Ne laissez pas le soleil se coucher sur sa mémoire :
Le combat de Frederick James Ney pour le salut de l’Empire

Martin Ruddy, Services de recherche et d’information

Le major Frederick James Ney était un homme extraordinaire, qui avait une haute idée de la nationalité canadienne. Selon Amy Tector et Sandy Ramos, archivistes de référence à Bibliothèque et Archives Canada, le major est né un siècle trop tard, et ses idées, même s’il les défendait envers et contre tout, étaient presque toujours à contre-courant. Amy Tector et Sandy Ramos ont tenu un vaste auditoire en haleine en septembre dernier, pendant leur exposé de la série SAVOIR-FAIRE, consacré à la mémoire d’un fervent adepte de l’impérialisme britannique, la grande cause qu’il avait épousée pour la vie.

Le major Frederick Ney voit le jour dans le comté de Sussex, en Angleterre, en 1884. Il est le deuxième d’une famille de neuf enfants.

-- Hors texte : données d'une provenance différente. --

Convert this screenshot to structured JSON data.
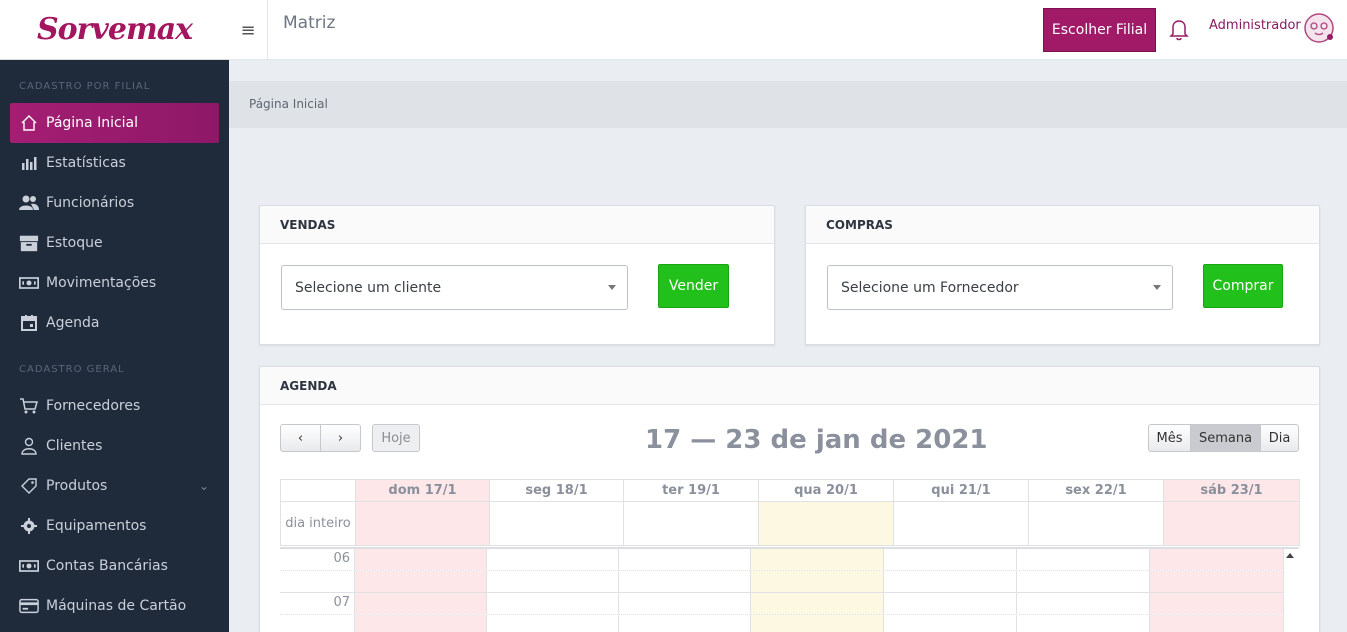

Il est élevé, comme sa sœur aînée, par son grand-père, qui les imprègne de ses valeurs strictes du début de l’ère victorienne et les alimente de récits de la gloire impériale britannique dès leur tendre enfance. Bon nombre des idées maîtresses de la vision qu’aura Frederick Ney de l’Empire à l’âge adulte feront écho à ces perspectives du début de l’ère victorienne.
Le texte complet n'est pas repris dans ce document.